Sebastian gets to use shotguns, pistols, rifles, and best of all, a crossbow that shoots explosives and freeze bombs, and delivers electrical shocks. Yet while Sebastian is well armed, the challenge of The Evil Within series is that well-armed is not enough. Sebastian has to be nimble and faster than his opponents - especially those who will not, or indeed cannot, be destroyed.
Sebastian's enemies are fast, and they are relentless. Laura, for example, an abnormally tall, many armed, woman is virtually impossible to kill. You can only deter her by use of fire - and under pressure from her speed, this is not easy. Then there is The Keeper is a rather terrifying butcher with a safe for a head and a lump hammer covered in barbed wire. Just when you think you have killed him, he comes back to life. Tough enough when there is one of him. Hell on earth when there are two!
What you need to know...or do you...?
So, if you have not played these games already, but do not want to know how to handle such foes, skip this next bit. If you want a little advice, read on.
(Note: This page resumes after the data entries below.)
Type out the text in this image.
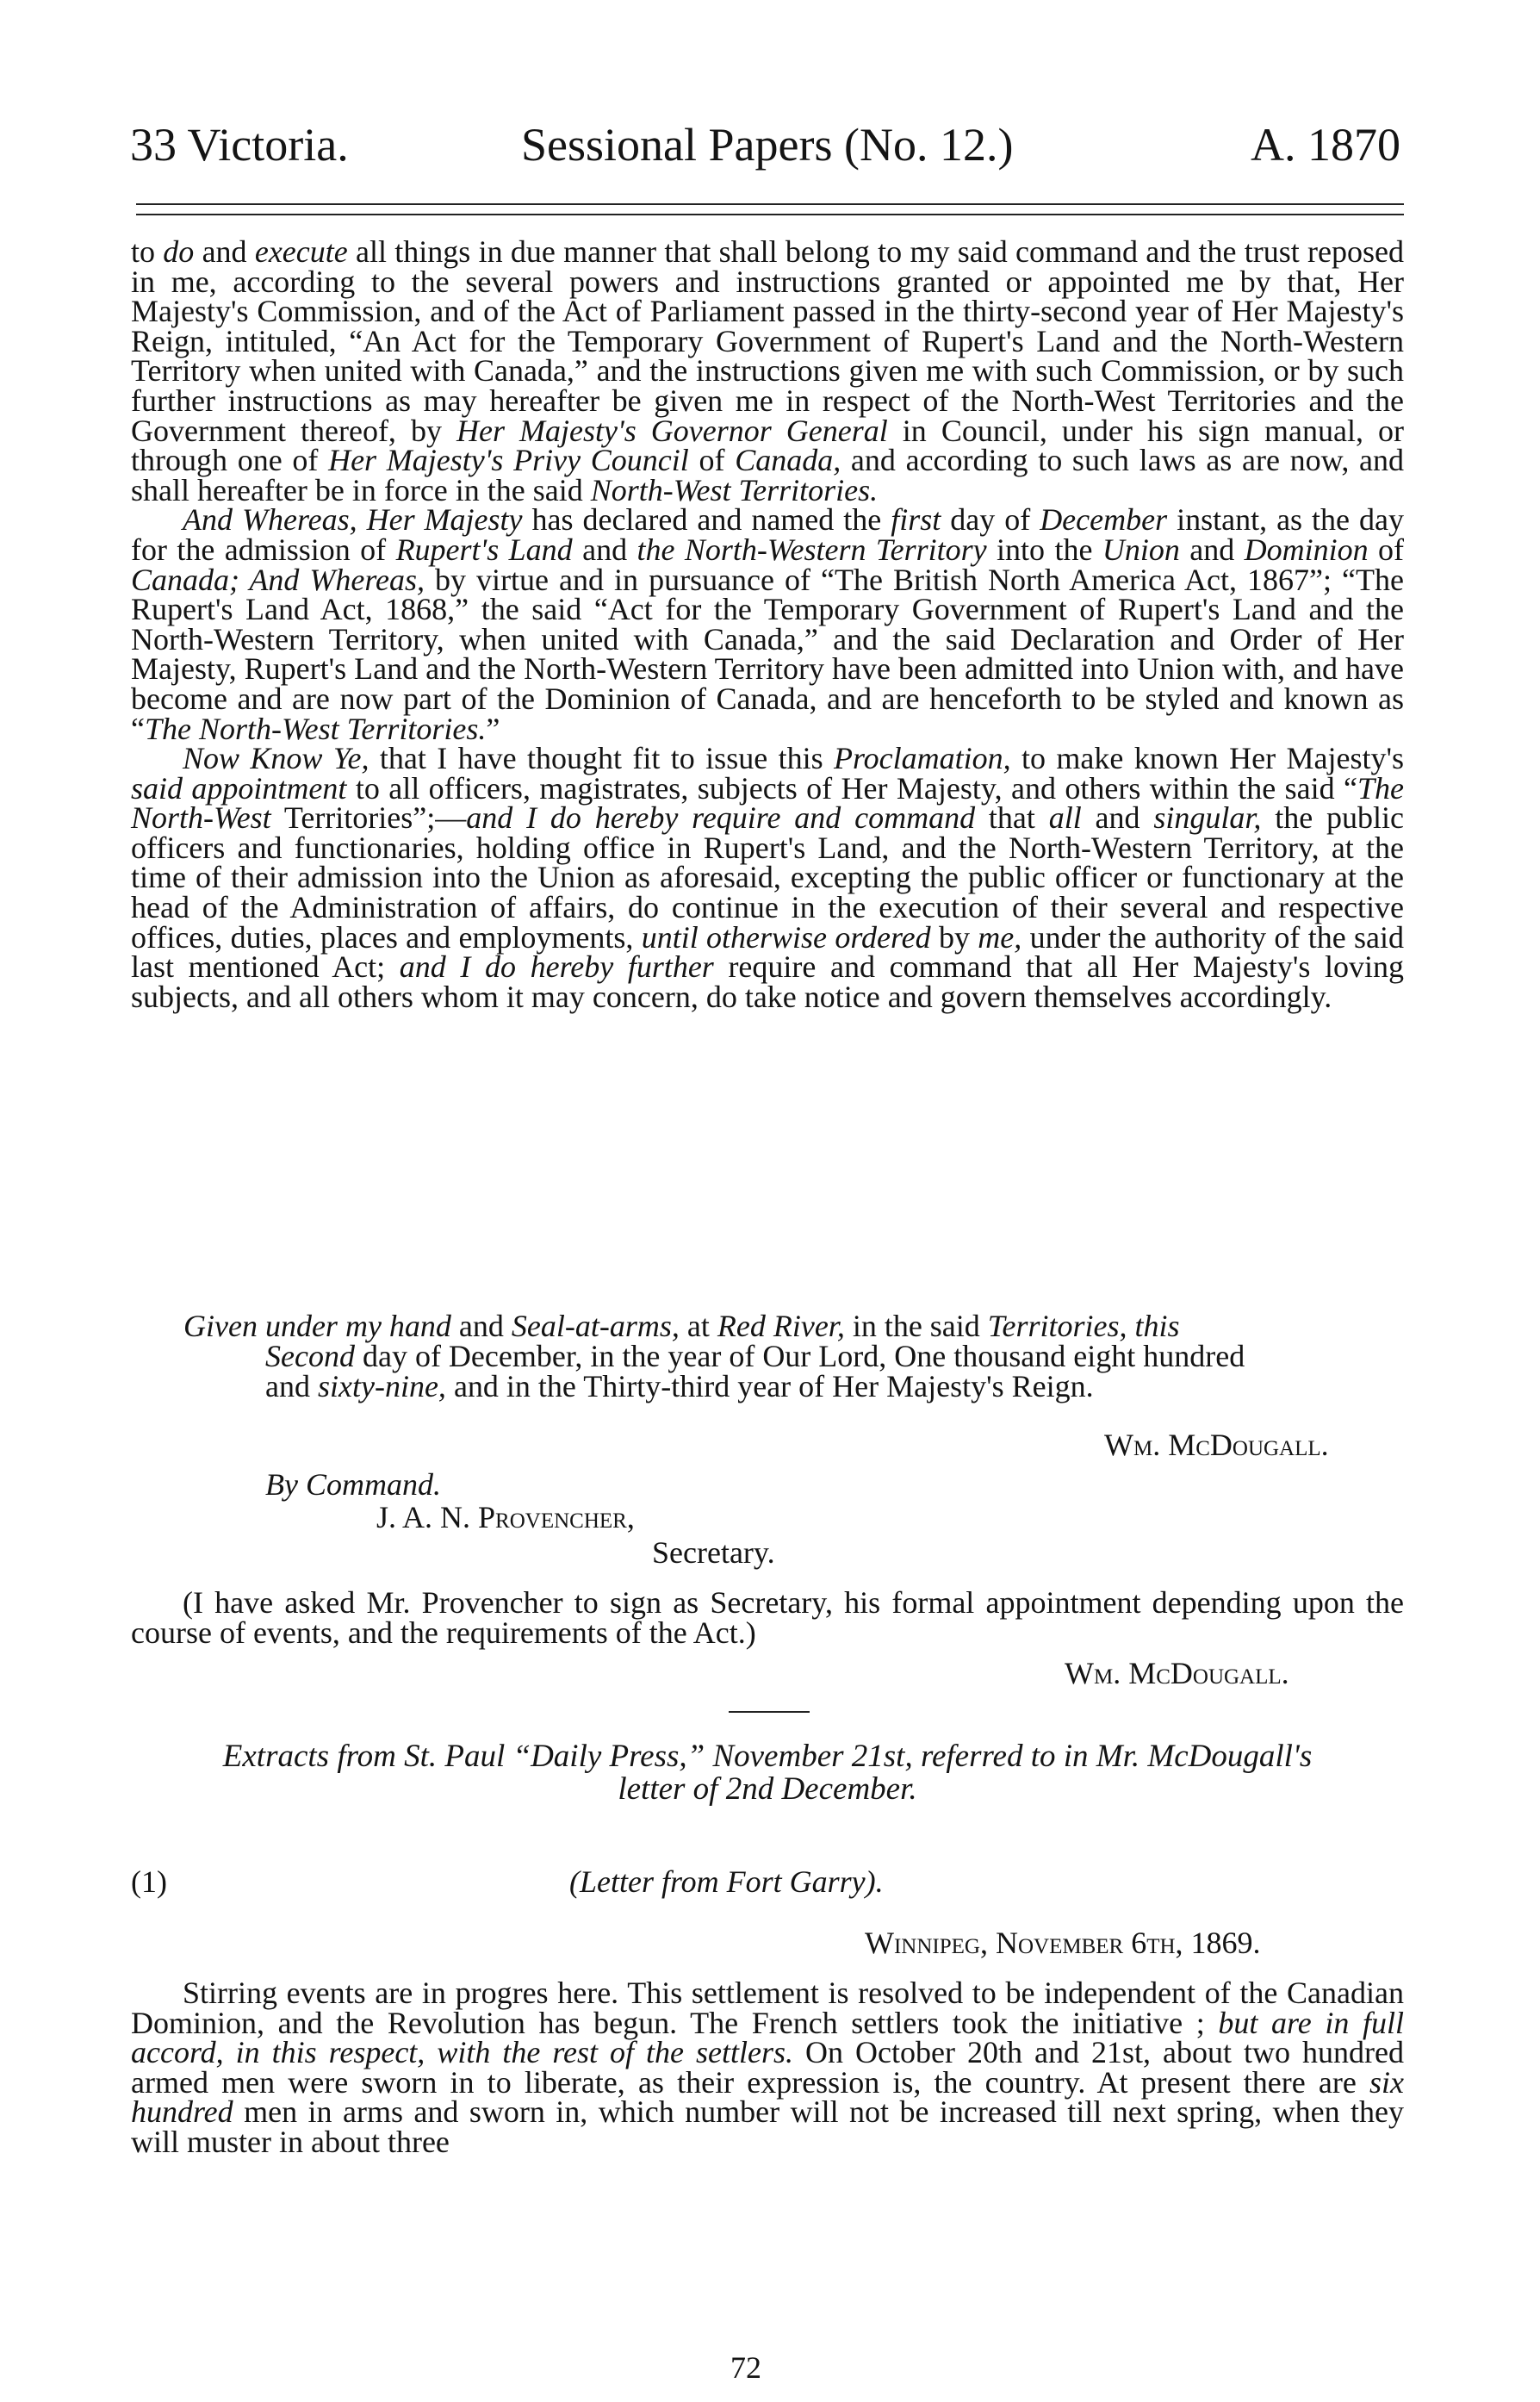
33 Victoria.	Sessional Papers (No. 12.)	A. 1870

to do and execute all things in due manner that shall belong to my said command and the trust reposed in me, according to the several powers and instructions granted or appointed me by that, Her Majesty's Commission, and of the Act of Parliament passed in the thirty-second year of Her Majesty's Reign, intituled, “An Act for the Temporary Government of Rupert's Land and the North-Western Territory when united with Canada,” and the instructions given me with such Commission, or by such further instructions as may hereafter be given me in respect of the North-West Territories and the Government thereof, by Her Majesty's Governor General in Council, under his sign manual, or through one of Her Majesty's Privy Council of Canada, and according to such laws as are now, and shall hereafter be in force in the said North-West Territories.

And Whereas, Her Majesty has declared and named the first day of December instant, as the day for the admission of Rupert's Land and the North-Western Territory into the Union and Dominion of Canada; And Whereas, by virtue and in pursuance of “The British North America Act, 1867”; “The Rupert's Land Act, 1868,” the said “Act for the Temporary Government of Rupert's Land and the North-Western Territory, when united with Canada,” and the said Declaration and Order of Her Majesty, Rupert's Land and the North-Western Territory have been admitted into Union with, and have become and are now part of the Dominion of Canada, and are henceforth to be styled and known as “The North-West Territories.”

Now Know Ye, that I have thought fit to issue this Proclamation, to make known Her Majesty's said appointment to all officers, magistrates, subjects of Her Majesty, and others within the said “The North-West Territories”;—and I do hereby require and command that all and singular, the public officers and functionaries, holding office in Rupert's Land, and the North-Western Territory, at the time of their admission into the Union as aforesaid, excepting the public officer or functionary at the head of the Administration of affairs, do continue in the execution of their several and respective offices, duties, places and employments, until otherwise ordered by me, under the authority of the said last mentioned Act; and I do hereby further require and command that all Her Majesty's loving subjects, and all others whom it may concern, do take notice and govern themselves accordingly.

Given under my hand and Seal-at-arms, at Red River, in the said Territories, this
Second day of December, in the year of Our Lord, One thousand eight hundred
and sixty-nine, and in the Thirty-third year of Her Majesty's Reign.
Wm. McDougall.
By Command.
J. A. N. Provencher,
Secretary.

(I have asked Mr. Provencher to sign as Secretary, his formal appointment depending upon the course of events, and the requirements of the Act.)

Wm. McDougall.
Extracts from St. Paul “Daily Press,” November 21st, referred to in Mr. McDougall's
letter of 2nd December.
(1)	(Letter from Fort Garry).
Winnipeg, November 6th, 1869.

Stirring events are in progres here. This settlement is resolved to be independent of the Canadian Dominion, and the Revolution has begun. The French settlers took the initiative ; but are in full accord, in this respect, with the rest of the settlers. On October 20th and 21st, about two hundred armed men were sworn in to liberate, as their expression is, the country. At present there are six hundred men in arms and sworn in, which number will not be increased till next spring, when they will muster in about three

72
Sebastian has a problem. He can't run very far without getting a cramp and being winded. He needs a moment to get his breath back. By the time he does, Laura is already beating him to a pulp. So what to do? Along the way, Sebastian will discover jars of a curious green liquid (scavenge for them everywhere! ), which when ingested allows him to upskill his speed, stamina, focus, and other abilities.
It is essential to upskill his ability and stamina for running first. The quicker he can put distance between himself and his opponent, the better the chance of survival, even if trapped in a tight space with basic weaponry. Look after that first, and there is less chance of being stuck for interminable amounts of time on one stage (take it from one who knows! ).
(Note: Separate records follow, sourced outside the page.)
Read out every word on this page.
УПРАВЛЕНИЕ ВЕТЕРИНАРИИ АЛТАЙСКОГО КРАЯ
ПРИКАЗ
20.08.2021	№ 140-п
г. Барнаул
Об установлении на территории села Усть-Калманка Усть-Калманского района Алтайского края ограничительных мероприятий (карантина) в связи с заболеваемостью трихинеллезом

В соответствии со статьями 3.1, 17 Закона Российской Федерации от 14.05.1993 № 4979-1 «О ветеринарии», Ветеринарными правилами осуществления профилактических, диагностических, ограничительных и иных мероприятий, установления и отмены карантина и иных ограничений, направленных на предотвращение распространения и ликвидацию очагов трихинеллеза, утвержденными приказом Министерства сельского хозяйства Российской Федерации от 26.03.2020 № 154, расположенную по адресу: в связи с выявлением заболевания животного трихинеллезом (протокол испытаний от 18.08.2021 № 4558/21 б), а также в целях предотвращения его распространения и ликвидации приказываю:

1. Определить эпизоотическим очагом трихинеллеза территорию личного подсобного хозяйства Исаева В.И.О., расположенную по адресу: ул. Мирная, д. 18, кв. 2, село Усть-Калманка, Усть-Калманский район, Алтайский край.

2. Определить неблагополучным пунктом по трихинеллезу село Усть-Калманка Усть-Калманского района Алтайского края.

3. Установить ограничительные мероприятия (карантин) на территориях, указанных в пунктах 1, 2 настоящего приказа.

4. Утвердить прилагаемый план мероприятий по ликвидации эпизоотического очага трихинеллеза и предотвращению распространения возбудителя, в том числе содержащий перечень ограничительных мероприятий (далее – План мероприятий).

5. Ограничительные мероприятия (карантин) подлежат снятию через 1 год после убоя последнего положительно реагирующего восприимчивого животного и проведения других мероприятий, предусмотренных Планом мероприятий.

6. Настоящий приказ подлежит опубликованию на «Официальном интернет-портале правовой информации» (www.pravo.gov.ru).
The sense of atmosphere and menace in The Evil Within series is brilliant, and the many diverse locations are a delight to wander through and be (often genuinely ) creeped out by. The fighting mechanisms of the game are very satisfying, and there are no complicated moves or switches between weapons and moves. The overall sense is of a rip-roaring battle to survive against zombie like creatures and a host of ghastly monsters.
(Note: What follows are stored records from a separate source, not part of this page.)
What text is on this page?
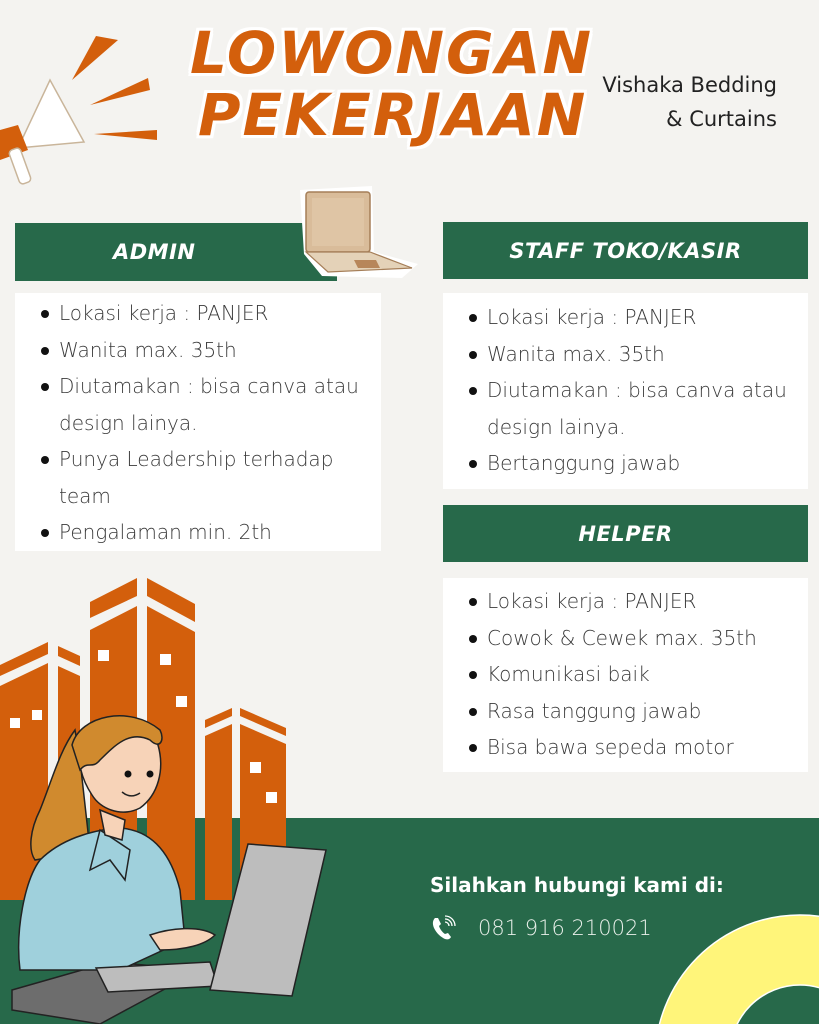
LOWONGAN
PEKERJAAN Vishaka Bedding
& Curtains
ADMIN
Lokasi kerja : PANJER
Wanita max. 35th
Diutamakan : bisa canva atau design lainya.
Punya Leadership terhadap team
Pengalaman min. 2th
STAFF TOKO/KASIR
Lokasi kerja : PANJER
Wanita max. 35th
Diutamakan : bisa canva atau design lainya.
Bertanggung jawab
HELPER
Lokasi kerja : PANJER
Cowok & Cewek max. 35th
Komunikasi baik
Rasa tanggung jawab
Bisa bawa sepeda motor
Silahkan hubungi kami di:
081 916 210021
Another pleasure of The Evil Within series is that it unapologetically wears its influences on its sleeve. The pot plants as health boosts and the workstations where Sebastian can improve his weapons in II are straight from The Last Of Us, but if you are going to take from anyone, you should take from the best.
More to the point - and this shows how The Evil Within series knows it audience - are the abundance of movie references. You will have no problem spotting the nods to Shutter Island, Insomnia, and The Texas Chainsaw Massacre, but can you identify the homages to Japanese horror classic Môjû (1969 ) and the Alfred Hitchcock/Salvador Dali collaboration Spellbound (1945 )? And the surrealist influence does not end there. Both games feature numerous paintings hanging eerily on the walls of abandoned buildings, all of which draw from the darker end of that artistic movement.
What more can I say? I have played The Evil Within three times (third time was straight after finishing it second time around! ) and I'm itching to have another go at The Evil Within II. Play it, and you'll understand.